Hari itu, 172 siswa berdiri gagah. Mereka bukan hanya membawa nama sendiri, tapi juga harapan dan doa-doa orang tua mereka. Anak-anak ini telah menghafal juz 1 hingga 6, plus juz 29 dan 30. Sebelum hari sakral ini, mereka sudah menjalani uji publik — diuji hafalannya di depan para dewan penguji dan tentu saja, di depan orang tua mereka. Deg-degan? Sudah pasti. Tapi justru dari ketegangan itu, lahir kebanggaan yang tak tergantikan.
“SDIT Insan Permata ini luar biasa. Menanamkan karakter sekaligus menguatkan hafalan Qur’an,” ucap Nur Rochim, KASI PAIS Depag Kabupaten Bojonegoro, dalam sambutannya. Tak sekadar formalitas, beliau benar-benar tampak bangga, matanya berkaca-kaca melihat para calon wisudawan tahfidz.
Setelah sambutan, tibalah saatnya pengujian. Sepuluh penguji siap dengan soal mereka. Di sinilah momen-momen paling menggetarkan terjadi: ayat demi ayat dilantunkan, satu demi satu pertanyaan dijawab dengan suara bergetar namun pasti. Di sudut ruangan, beberapa orang tua tampak mengusap air mata — diam-diam, atau bahkan tak kuasa menahannya lagi. Ada pula seorang ayah yang menggenggam erat tangan istrinya, menahan luapan bangga saat anak mereka melantunkan ayat suci.

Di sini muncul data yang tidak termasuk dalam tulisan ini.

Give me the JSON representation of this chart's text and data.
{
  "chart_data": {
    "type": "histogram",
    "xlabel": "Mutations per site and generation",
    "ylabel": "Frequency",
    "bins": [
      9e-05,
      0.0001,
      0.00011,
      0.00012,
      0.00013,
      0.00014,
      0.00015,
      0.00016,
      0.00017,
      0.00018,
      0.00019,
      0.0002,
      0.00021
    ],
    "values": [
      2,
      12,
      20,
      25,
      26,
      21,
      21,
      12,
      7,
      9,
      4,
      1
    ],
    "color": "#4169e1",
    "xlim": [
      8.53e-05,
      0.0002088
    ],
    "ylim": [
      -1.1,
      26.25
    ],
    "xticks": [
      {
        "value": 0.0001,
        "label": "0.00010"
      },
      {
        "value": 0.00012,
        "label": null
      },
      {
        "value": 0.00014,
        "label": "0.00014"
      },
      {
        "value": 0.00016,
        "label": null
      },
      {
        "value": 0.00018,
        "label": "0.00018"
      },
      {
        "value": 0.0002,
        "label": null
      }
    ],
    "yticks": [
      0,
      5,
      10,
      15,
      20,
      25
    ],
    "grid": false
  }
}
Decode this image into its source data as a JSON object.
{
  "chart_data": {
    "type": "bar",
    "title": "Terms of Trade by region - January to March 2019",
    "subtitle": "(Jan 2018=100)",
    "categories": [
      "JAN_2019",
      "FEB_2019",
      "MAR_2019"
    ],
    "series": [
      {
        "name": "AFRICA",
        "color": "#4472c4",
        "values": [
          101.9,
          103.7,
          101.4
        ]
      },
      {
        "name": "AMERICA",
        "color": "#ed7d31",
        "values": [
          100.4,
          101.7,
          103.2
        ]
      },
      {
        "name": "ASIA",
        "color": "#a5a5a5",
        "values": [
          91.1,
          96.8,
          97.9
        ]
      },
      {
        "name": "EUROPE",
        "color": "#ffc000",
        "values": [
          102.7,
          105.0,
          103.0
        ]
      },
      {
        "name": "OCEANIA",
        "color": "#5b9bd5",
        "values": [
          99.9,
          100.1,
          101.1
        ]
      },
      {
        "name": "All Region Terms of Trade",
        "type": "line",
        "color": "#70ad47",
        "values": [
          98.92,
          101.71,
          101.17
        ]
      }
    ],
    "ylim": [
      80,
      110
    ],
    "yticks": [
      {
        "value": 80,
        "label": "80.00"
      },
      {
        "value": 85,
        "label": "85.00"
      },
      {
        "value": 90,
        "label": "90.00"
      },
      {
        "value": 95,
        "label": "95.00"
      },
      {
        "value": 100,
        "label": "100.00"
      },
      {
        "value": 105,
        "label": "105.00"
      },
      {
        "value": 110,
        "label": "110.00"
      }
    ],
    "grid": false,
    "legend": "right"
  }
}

Dan ketika para siswa maju menyerahkan mahkota untuk ayah bunda mereka… Ah, tak ada kata yang cukup mewakili. Mahkota kecil itu bukan sekadar simbol — ia adalah bukti cinta, bukti perjuangan, bukti bahwa setiap lelah dalam mendidik dan membimbing anak berbuah manis.
Acara makin hangat saat sekolah memberikan apresiasi untuk para hafidz terbaik. Ada siswa yang sudah hafal hingga 5 juz — dan usianya baru kelas 1 SD! Bayangkan betapa kecil tubuh mereka, tapi betapa besarnya semangat yang mereka miliki.
“Semoga visi-misi SDIT Insan Permata Bojonegoro dengan moto The School Qur’anic Life ini terus menjadi bara semangat kami,” kata Kepala Sekolah dalam penutupan acara.
Hari itu, bukan hanya anak-anak yang diwisuda. Hati setiap orang tua pun diwisuda — oleh kebanggaan, oleh syukur, oleh cinta yang tak akan pernah habis kepada Sang Pemilik Al-Qur’an.
Selamat atas mahkota kalian, Ayah dan Bunda. Ini baru permulaan dari perjalanan panjang menuju surga-Nya.